Personalized pricing isn't the only regulatory concern around algorithms
12 October 2018. By Simon Zekaria.
Some of the world’s biggest airlines, retailers and online booking companies will be relieved that the UK antitrust authority found scant evidence of computer algorithms being used to personalize customer pricing. But a slew of other issues related to algorithms suggests that they shouldn’t rest too easy.
Expedia, Tesco, Ryanair, Amazon, Apple and Zara all had their product-pricing tested by the Competition and Markets Authority for a study published this week, which analyzes how pricing algorithms are used by companies and how they could lead to competition concerns.
The focus of the research isn’t a surprise. Antitrust watchdogs are increasingly mindful about the impact of algorithms — sets of rules used by computers in data processing — on both competition and consumer choice. But this week’s study did raise the temperature of the discussion — and dragged big corporate names into the debate at the same time.
Algorithms can either cement a collusion strategy or themselves create unlawful coordination, ultimately resulting in competition infringements and consumer abuse in the form of higher prices, the CMA says. The watchdog classifies these behaviors as “explicit collusion” or “tacit coordination,” crossing a wide variety of online behavior.
The use of algorithms isn’t a problem it itself. Regulators across the world agree that they can bring benefits: cutting business costs that can be passed on to consumers as savings, smoothing buying transactions, and arming consumers with information on purchases. But they do raise a wide variety of concerns.
— Personalized pricing —
One of the most pressing worries is about personalized pricing — offering different prices to different consumers based on their data. On that front, the CMA found “limited” evidence of algorithms being used, despite a “widespread of use of algorithms to set prices” in the broader sense.
In other words, algorithms aren’t being used to personalize prices, even as they are used for the ranking of products and services, advertising and offers.
The CMA also said that it’s “unlikely” that tacit coordination and personalized pricing occur within the same market. For the regulator, price comparisons are easy for customers, and the increasing use of data and algorithms doesn't alter that.

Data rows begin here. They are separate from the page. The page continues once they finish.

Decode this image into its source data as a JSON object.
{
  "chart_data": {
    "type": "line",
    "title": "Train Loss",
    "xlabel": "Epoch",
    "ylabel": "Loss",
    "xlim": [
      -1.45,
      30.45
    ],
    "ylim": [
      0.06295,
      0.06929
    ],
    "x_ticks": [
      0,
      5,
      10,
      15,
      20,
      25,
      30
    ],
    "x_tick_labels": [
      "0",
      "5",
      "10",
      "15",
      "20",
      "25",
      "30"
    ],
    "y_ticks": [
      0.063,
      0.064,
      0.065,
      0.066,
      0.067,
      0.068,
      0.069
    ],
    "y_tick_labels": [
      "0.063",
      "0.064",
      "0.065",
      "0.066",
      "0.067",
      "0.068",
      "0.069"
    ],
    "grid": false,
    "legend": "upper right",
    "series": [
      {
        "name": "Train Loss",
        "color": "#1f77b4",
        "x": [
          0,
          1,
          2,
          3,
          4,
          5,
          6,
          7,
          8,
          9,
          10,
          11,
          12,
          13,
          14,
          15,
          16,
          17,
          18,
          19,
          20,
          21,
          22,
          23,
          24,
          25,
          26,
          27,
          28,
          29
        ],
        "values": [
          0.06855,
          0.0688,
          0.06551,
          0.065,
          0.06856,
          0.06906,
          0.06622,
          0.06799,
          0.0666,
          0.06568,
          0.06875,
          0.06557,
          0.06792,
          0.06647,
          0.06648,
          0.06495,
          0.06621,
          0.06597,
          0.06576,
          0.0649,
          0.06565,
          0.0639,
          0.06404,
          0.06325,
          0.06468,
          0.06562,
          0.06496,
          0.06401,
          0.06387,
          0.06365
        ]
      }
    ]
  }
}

The CMA’s finding on personalized pricing echoes that of its predecessor, the Office of Fair Trading, five years ago. In 2013, the OFT said there was no evidence of it in the UK.
— Other issues —
But while this particular finding gives succor to companies such as Amazon, whose power as a combined online platform and retailer is under intense scrutiny, it may not last long. The CMA’s paper also highlighted a slew of algorithmic practices on the regulatory radar that give it cause for concern.
First, it said that as companies get more and more data on consumers, and as algorithmic modelling software advances, the danger of personalized pricing escalates. The use of “data-scraping methods allows for real-time data collection on consumers and competitors” that foster algorithmic pricing behavior, the CMA said, and “raises the possibility” of personalized pricing.
Second, it reminded algorithms can be used to implement illegal price-fixing and form cartels.
On this matter, the CMA has been here before. In 2016, the authority issued its first director disqualification in banning Daniel Aston — managing director at online poster supplier Trod — from acting as a company director for five years.
Trod had colluded with rival GB Posters not to undercut each other’s prices for posters and frames sold on Amazon’s UK website through the use of automated software to monitor prices. The sellers used repricing software to automatically review and adjust their prices to stay in line with the other, the CMA says.
Another looming issue is the use of algorithms without human involvement. As computing power grows and machine learning becomes more potent, the possibility of fully automated collusion could grow, the CMA said.
— Theories of harm —
The CMA stresses that the paper is focused on economic rather than legal analysis. That allows the regulator ample breathing room to advance its theories of harm and scale up its enforcement approach.
It already has a heavy body of work exploring these matters. Online consumer services are increasingly attracting scrutiny and UK enforcers have already looked at a plethora of sectors, such as price-comparison services, hotel-booking sites, ticketing websites and online retail.
With a specialized antitrust enforcement unit up and running to increase surveillance of data and the digital economy, the CMA is stepping up its gaze. In the EU, too, pricing algorithms are likely to come under increased scrutiny from EU antitrust regulators under their own study.
The CMA’s work will also be helped by a UK government push for sector regulators, notably the Financial Conduct Authority, to develop performance metrics for companies and platforms.
And a government-led expert panel working to assess competition and consumer harm across digital technology markets, which will report back to the government, includes a focus on algorithms.
That initiative follows a wider UK government review into competition policy aimed at “modernizing consumer markets” including a focus on digital technology.
The CMA knows it has to be ahead of the curve. On consumer enforcement, it has asked for additional fining powers and more expansive inquiry timeframes. And a revamped toolkit will be become ever more important as complex antitrust cases involving digital industries that are currently reviewed in Brussels will fall into its lap after Brexit.
Companies whose business depends on elaborate online strategies may read the paper with a sigh of relief, but the feeling will be temporary. The regulatory scrutiny of algorithms has only just begun.